Like elsewhere in the country, jobs and the economy are election issues in Powys.
Modernising education is a hot topic too.
But one subject above all others has commanded the main attention during the months before the local elections is windfarms.
It is a subject that has also demanded much of the councillors’ time. That is despite the fact that Powys council does not have the authority to make final decisions on all matters.
And a third of the county will not be affected at all. While Montgomeryshire and Radnorshire have been earmarked for possible wind developments, Breconshire is not a target.
A little over a year ago, few people in Powys would have identified windfarms as a burning issue.
Placards and protests
But that was before an announcement in March 2011.
The National Grid said it had identified two possible locations for a new 19 acre power station in Montgomeryshire – either Abermule in the Severn Valley near Newtown, or in the uplands in Cefn Coch near Llanfair Caereinion.
Since then wind energy development has been the main debate.
Now you can’t drive far, in Montgomeryshire at least, without seeing painted signs and posters in fields and verges opposing the proposed ‘power plans’.
The substation will transfer power from the windfarms and on to the national grid.
A network of pylons will be needed to carry the power and there are reports that hundreds of new wind turbines could be added to those already on the Powys hills.
Concern about the effect of these on the landscape and the tourism industry in mid Wales have sparked keen campaigning by opponents.
The voices in favour of developing wind energy are few and far between – but there are some amongst the general population and within the county council.
They argue that ‘clean energy’ is needed to reduce carbon emissions and that developing more windfarms would increase job opportunities for local people.
But by far, the voices of the opponents are the loudest, and their campaign has targeted councillors from the start.
Protesters have lobbied outside County Hall in Llandrindod as well as holding a large rally outside the Senedd in Cardiff Bay.
Powys councillors reacted to the public interest by taking unusual steps. Last summer, they held a meeting of the full Council at Welshpool Livestock Market to allow space for a large public audience – 1500 attended.
Recent meetings in Llandrindod have been broadcast live on the internet.
In these meetings, councillors supported motions describing “the profound and long lasting impact upon the character, landscape and communities of Powys”.
It has led the councillors to call on the Welsh government to review TAN 8, the advice note that earmarks two areas of Powys for the development of renewable energy.
In March this year, Powys council opposed three applications for windfarms.

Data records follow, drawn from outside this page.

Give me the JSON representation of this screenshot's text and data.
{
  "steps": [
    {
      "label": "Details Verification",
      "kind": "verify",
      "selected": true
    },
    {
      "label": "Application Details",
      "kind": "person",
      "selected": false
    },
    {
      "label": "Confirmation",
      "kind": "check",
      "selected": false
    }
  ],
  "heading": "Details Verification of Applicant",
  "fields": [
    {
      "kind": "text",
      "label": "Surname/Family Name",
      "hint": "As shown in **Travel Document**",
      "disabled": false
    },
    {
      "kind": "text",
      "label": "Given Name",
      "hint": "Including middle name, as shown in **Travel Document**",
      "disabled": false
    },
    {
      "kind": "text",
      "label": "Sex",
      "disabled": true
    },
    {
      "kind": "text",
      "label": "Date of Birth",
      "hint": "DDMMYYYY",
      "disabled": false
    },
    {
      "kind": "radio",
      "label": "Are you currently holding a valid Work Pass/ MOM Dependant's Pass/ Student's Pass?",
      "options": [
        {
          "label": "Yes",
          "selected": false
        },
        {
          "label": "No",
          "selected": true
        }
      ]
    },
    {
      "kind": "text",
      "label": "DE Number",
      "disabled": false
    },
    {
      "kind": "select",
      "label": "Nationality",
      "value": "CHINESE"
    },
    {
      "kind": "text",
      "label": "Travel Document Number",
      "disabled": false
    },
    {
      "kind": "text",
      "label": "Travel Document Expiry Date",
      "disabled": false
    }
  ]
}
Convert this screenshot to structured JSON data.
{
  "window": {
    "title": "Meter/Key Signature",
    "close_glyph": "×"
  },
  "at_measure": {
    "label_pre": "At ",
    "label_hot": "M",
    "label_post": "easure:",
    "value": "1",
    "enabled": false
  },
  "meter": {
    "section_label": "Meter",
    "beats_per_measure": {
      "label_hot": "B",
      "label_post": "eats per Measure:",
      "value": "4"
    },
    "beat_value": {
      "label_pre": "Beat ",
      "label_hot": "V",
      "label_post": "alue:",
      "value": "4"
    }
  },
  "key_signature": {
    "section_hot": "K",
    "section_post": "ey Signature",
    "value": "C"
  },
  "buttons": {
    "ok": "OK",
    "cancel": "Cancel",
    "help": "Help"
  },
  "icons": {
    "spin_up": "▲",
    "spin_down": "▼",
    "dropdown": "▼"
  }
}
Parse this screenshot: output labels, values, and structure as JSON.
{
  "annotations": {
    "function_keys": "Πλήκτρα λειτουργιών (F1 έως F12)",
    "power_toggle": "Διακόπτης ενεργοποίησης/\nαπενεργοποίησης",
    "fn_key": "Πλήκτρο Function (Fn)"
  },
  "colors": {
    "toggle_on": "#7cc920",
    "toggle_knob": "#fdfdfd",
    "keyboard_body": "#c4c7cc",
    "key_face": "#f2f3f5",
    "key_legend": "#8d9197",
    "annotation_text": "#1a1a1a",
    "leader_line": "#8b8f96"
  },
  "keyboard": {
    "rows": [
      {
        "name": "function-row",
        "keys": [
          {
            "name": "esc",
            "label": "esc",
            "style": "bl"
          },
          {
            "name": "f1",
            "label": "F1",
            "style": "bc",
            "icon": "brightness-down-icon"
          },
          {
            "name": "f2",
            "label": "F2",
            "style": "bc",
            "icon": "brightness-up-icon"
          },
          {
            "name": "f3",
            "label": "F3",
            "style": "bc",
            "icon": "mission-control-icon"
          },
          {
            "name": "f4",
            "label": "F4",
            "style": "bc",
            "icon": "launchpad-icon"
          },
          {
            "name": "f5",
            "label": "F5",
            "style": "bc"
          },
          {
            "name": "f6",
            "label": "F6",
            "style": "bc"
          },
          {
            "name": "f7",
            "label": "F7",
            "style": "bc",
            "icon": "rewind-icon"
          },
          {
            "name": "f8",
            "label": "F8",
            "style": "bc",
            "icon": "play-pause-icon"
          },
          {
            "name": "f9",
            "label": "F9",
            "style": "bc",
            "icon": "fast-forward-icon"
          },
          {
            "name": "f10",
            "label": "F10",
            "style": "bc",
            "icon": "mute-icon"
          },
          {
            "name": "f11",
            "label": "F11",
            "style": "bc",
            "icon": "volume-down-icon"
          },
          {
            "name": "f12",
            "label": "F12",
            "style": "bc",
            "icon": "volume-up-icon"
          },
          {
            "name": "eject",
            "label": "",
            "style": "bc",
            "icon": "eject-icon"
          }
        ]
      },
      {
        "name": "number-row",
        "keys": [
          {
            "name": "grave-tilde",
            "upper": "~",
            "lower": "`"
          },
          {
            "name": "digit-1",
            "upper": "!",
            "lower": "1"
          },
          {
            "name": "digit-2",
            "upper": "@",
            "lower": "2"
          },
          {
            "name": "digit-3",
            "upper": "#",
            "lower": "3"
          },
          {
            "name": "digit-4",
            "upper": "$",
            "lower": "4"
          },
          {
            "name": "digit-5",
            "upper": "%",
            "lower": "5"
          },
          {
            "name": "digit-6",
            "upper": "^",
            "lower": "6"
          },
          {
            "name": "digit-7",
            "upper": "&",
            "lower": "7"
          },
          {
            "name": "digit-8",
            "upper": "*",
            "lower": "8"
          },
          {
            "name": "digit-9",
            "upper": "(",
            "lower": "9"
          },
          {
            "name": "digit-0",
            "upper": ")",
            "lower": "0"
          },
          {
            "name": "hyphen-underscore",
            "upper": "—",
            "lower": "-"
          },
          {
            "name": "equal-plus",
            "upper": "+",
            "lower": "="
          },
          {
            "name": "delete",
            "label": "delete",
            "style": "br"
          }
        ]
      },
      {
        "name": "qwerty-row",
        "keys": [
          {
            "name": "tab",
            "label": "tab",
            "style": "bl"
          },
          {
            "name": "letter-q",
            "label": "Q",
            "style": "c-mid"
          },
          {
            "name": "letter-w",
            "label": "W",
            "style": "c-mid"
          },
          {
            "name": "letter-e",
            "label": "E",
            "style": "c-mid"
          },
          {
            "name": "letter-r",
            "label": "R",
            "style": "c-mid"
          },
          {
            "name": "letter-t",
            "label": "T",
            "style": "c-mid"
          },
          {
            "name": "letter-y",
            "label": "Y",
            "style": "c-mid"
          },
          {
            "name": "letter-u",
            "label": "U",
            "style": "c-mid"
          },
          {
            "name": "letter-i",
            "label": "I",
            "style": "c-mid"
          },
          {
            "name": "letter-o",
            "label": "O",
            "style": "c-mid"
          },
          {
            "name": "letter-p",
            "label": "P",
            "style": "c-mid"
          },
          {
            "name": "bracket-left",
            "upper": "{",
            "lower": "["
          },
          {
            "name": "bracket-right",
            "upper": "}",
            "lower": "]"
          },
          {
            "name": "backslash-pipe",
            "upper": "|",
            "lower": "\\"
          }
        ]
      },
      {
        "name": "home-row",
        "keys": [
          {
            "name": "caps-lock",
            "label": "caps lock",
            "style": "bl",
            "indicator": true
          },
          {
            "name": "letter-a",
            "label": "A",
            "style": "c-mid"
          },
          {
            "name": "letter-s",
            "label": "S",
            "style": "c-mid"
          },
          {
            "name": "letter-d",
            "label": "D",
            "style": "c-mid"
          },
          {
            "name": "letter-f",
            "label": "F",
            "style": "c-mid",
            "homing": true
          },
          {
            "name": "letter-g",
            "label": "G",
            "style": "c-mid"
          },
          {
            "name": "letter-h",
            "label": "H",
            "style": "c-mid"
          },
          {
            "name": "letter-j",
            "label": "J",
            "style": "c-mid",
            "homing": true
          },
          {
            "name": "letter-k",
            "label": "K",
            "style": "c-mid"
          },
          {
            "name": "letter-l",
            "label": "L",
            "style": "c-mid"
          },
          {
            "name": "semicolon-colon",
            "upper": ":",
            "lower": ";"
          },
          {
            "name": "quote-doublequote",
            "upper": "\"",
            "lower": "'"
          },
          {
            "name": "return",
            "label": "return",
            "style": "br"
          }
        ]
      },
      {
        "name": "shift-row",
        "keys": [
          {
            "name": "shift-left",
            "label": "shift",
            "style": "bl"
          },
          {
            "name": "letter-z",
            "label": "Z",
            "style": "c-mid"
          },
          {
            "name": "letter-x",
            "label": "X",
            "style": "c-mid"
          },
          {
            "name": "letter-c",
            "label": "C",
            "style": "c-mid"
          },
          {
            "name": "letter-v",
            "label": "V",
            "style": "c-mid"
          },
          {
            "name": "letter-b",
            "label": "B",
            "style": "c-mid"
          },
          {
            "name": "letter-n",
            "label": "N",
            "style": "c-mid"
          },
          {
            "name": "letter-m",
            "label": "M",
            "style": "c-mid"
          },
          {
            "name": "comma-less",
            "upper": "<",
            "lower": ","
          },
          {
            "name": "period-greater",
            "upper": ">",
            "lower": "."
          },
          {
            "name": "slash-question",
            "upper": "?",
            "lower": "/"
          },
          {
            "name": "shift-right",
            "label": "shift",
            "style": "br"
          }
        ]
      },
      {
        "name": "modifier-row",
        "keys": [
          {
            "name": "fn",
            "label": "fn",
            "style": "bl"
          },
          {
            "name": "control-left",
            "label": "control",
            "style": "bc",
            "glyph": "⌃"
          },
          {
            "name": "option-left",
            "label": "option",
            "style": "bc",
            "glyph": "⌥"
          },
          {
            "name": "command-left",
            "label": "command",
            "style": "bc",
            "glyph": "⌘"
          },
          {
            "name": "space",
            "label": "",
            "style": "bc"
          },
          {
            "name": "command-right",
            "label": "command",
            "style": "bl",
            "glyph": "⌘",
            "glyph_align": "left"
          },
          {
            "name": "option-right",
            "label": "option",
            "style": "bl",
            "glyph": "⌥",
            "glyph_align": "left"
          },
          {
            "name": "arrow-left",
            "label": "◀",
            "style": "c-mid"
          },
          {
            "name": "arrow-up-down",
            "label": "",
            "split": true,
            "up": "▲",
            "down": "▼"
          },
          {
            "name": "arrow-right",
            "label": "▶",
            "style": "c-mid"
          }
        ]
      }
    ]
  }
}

The planning committee refused permission for an 11 turbine development at Waun Garno near Llanidloes, and a week later two larger schemes were opposed by the council’s cabinet: a 17 turbine windfarm near Llanbadarn Fynydd in Radnorshire and 50 turbines on Carnedd Wen near Llanbrynmair.
But as these larger schemes have the potential to generate over 50mw of electricity, they will ultimately be decided by the Department of Energy and Climate Change (DECC) in London.
These were not the last – there are four other applications which DECC will ultimately decided upon, but which the new council will have to make recommendations on before September.
And we will learn the preferred location from the National Grid later in May for the Montgomeryshire development – but not until after the local elections have taken place.
All in all, it means one thing – wind energy is set to take up even more of the councillors’ time in Powys after the elections, just as it has before.